Wednesday, December 21, 2011

Tu quoque, Brutus?

A agência Moody´s avisou o Reino Unido de que a nota (rating) estável triplo-A da sua dívida soberana tem “uma reduzida capacidade” para absorver mais choques macroeconómicos ou fiscais sem implicações no seu nível, que está no topo da escala.

Contra a germanofobia (2)

O surgimento de uma sociedade internacional em que os Estados (ou as uniões de Estados) constituem apenas uma categoria de sujeitos ou agentes entre os demais (empresas multinacionais, bancos, mafias), num mundo em que se abrem cada vez mais "zonas de ungovernance",  foi aventada por Susan Strange, antes da actual crise, em que os Estados têm vindo a revelar, um a um, a sua impotência.

(Cf. Susan Strange, The Retreat of the State. The Diffusion of Power in World Economy, Cambridge University Press, 1996)

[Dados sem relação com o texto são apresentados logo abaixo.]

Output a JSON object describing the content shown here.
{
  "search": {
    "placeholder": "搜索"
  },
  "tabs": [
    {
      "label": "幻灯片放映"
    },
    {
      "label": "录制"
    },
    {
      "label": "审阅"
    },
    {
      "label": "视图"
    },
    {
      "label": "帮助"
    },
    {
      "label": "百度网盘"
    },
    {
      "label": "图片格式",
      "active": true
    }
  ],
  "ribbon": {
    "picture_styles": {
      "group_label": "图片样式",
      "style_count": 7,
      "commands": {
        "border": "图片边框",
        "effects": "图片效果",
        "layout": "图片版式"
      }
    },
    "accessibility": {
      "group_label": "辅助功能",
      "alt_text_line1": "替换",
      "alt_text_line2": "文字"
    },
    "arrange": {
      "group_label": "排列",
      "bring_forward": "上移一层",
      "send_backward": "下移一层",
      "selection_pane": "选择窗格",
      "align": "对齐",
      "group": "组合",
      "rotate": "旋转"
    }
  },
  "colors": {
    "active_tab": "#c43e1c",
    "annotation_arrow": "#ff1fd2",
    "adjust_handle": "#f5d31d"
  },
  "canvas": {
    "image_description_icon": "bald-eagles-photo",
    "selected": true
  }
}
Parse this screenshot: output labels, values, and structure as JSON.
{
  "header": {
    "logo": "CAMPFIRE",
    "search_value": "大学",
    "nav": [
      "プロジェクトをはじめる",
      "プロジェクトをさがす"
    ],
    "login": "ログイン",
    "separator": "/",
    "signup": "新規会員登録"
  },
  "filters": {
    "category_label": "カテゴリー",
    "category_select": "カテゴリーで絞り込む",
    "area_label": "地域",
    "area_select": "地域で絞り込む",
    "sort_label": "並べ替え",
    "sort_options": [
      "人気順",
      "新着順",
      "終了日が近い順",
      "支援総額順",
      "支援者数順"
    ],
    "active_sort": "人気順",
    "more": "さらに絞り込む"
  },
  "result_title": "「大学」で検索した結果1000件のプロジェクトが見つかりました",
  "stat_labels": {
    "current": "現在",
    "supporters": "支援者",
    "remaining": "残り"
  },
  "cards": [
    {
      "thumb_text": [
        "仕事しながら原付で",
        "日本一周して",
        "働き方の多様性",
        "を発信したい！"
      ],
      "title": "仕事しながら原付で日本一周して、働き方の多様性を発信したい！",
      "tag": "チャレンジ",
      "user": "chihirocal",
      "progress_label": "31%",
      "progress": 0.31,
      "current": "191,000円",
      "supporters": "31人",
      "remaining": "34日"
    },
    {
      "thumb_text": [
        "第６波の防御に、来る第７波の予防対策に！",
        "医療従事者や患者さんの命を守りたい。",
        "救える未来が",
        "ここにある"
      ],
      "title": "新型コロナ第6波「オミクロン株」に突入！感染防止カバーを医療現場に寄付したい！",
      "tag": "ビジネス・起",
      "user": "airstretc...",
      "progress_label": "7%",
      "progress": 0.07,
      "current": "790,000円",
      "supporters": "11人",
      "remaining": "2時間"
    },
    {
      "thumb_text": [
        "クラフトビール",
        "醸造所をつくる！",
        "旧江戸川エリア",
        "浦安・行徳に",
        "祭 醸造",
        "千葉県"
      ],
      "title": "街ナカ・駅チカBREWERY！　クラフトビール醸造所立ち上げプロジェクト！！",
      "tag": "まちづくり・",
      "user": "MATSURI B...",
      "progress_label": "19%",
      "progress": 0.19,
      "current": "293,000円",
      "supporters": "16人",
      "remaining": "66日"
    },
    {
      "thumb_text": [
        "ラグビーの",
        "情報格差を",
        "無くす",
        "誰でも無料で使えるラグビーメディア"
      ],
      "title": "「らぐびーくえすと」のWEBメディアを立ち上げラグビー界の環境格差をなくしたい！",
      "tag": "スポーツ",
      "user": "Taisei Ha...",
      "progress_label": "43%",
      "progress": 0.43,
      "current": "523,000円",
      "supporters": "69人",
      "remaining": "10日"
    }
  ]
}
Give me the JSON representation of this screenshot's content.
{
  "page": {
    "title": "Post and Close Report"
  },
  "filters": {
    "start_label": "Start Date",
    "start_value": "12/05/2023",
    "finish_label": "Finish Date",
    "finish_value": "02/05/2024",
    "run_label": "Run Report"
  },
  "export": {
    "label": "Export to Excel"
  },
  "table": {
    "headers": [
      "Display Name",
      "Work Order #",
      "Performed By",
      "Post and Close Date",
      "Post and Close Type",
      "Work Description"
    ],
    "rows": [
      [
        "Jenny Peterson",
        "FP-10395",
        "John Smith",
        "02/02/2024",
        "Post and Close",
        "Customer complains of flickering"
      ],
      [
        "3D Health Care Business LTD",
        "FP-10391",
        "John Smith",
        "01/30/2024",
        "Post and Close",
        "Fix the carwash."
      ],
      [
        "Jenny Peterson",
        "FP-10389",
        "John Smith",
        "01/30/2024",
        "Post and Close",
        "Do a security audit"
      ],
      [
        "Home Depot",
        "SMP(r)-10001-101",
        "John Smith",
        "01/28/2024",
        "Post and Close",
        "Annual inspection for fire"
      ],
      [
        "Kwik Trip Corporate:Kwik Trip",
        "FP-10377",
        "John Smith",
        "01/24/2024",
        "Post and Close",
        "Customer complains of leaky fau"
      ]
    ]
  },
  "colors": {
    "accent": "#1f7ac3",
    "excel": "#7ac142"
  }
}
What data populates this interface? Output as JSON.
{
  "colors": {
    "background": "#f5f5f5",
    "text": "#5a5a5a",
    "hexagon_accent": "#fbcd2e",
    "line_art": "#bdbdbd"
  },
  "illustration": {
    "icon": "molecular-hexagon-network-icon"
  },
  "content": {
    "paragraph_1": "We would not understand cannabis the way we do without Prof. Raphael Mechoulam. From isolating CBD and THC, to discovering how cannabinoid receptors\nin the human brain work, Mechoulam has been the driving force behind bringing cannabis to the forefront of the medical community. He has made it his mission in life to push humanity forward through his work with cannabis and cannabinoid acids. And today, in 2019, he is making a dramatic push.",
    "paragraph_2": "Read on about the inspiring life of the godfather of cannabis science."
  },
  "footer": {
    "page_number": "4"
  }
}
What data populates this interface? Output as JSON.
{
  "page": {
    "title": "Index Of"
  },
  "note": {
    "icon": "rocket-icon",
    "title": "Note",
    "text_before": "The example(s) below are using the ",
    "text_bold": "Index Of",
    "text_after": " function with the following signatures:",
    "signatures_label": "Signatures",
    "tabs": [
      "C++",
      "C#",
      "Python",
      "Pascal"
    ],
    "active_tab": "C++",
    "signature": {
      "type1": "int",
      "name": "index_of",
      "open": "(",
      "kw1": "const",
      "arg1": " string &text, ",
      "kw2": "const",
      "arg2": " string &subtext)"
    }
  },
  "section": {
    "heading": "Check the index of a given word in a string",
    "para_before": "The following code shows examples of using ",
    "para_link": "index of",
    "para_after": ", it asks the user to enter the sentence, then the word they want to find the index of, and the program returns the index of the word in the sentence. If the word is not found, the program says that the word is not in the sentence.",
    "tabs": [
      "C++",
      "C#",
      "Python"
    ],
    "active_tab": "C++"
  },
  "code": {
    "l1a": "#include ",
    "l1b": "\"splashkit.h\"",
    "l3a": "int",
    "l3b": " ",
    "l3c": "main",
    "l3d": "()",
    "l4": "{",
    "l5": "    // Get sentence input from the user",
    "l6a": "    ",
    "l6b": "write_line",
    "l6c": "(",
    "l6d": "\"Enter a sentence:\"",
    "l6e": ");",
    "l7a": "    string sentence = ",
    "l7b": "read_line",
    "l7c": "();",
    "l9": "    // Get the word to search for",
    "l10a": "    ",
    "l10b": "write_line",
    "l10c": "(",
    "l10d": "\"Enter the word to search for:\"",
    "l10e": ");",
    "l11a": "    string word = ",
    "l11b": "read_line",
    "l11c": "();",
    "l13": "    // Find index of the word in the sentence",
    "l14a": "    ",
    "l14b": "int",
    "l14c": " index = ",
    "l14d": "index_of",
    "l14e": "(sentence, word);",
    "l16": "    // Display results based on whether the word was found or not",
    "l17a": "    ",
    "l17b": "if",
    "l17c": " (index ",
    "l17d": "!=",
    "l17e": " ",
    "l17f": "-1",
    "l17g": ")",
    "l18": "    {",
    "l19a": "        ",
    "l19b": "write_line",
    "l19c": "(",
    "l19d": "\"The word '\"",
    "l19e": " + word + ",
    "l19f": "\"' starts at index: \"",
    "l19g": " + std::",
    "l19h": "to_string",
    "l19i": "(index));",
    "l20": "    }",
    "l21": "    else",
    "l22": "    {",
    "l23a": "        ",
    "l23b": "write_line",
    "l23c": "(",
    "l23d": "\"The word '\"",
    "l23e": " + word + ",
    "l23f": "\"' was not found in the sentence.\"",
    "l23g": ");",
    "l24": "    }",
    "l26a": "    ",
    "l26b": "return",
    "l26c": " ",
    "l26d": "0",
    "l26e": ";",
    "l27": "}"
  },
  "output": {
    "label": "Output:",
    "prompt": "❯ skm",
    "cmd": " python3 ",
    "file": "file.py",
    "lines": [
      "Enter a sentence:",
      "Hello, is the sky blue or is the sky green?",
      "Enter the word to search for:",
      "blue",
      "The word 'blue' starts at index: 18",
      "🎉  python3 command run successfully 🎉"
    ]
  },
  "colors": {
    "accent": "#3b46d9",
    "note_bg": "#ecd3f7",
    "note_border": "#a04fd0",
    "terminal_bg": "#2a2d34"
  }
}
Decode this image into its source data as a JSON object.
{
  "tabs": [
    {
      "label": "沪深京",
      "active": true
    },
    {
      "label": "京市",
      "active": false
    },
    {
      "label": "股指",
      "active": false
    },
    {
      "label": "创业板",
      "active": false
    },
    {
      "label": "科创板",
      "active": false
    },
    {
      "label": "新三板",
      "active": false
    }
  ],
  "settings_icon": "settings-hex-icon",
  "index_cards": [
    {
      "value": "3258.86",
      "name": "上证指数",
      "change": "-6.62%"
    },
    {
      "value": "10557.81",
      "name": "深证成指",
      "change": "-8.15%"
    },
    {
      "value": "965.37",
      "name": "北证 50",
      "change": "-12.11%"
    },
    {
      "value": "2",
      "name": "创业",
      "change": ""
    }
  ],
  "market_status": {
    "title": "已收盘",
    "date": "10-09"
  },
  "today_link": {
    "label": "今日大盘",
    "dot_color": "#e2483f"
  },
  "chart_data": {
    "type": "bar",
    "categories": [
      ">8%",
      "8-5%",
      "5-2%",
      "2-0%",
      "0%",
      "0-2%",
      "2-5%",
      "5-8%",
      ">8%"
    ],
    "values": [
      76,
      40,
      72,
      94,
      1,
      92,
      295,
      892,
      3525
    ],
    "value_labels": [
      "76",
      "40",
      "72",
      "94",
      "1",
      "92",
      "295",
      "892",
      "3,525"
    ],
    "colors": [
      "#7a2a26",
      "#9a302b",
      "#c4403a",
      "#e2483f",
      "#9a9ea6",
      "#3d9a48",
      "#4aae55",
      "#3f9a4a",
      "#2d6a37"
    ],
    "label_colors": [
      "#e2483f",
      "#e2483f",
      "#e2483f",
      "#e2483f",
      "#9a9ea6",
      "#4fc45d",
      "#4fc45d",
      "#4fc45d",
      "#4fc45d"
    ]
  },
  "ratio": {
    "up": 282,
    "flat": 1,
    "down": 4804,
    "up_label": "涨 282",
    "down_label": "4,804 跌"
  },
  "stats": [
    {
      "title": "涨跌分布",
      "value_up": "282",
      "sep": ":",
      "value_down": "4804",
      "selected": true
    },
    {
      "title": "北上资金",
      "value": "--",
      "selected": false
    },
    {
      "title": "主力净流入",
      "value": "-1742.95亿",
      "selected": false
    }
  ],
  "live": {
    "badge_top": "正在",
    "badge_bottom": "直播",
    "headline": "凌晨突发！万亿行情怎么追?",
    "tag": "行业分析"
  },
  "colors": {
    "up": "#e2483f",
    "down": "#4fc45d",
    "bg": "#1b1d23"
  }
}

Parece-me, assim, uma perspectiva inactual, por demasiado "westphaliana", falar de uma irresistível "vontade de poder" alemã, que estaria  na base das opções da Sra. Merkel. A Alemanha está a ser tão arrastada pelos "sujeitos não estatais" como todos os outros. Está é a responder a situações novas com ideias velhas. Como todos os outros. Como todos nós.


Sunday, December 18, 2011

Rule Britannia


Crise na zona euro: Relações Exteriores tem plano de retirada de expatriados" é a manchete do jornal The Daily Telegraph. O jornal afirma que os britânicos que vivem em Espanha e em Portugal "podem ter ajuda do Governo para deixarem os países se a crise na zona euro arrastar os seus bancos" e eles deixarem de "ter acesso às suas contas bancárias". 
Segundo o jornal, vivem em Espanha cerca de um milhão de britânicos e 55 mil em Portugal. Ao jornal Sunday Times, o Ministério das Finanças confirmou os planos, mas recusou-se a dar mais detalhes.  
O Ministério das Relações Exteriores disse ao diário que se está a preparar para um "cenário de pesadelo", com milhares de britânicos sem dinheiro a dormir nos aeroportos e sem meios para chegar a casa.  
Entre os planos de contingência que o Governo está a preparar consta o envio de aviões, navios e autocarros. Segundo uma fonte daquele ministério, os planos estão a ser debatidos para entrarem em acção caso se verifique o pior cenário.  
Em causa está a crise da dívida soberana nos países da zona euro que tem estado sobre foco nos principais mercados.

Rule Britannia

Fartos estamos nós de Luís Figo!

Mas quer vender tudo em Portugal por pagar muitos impostos?
Não, quero vender porque estou um bocado farto disto. 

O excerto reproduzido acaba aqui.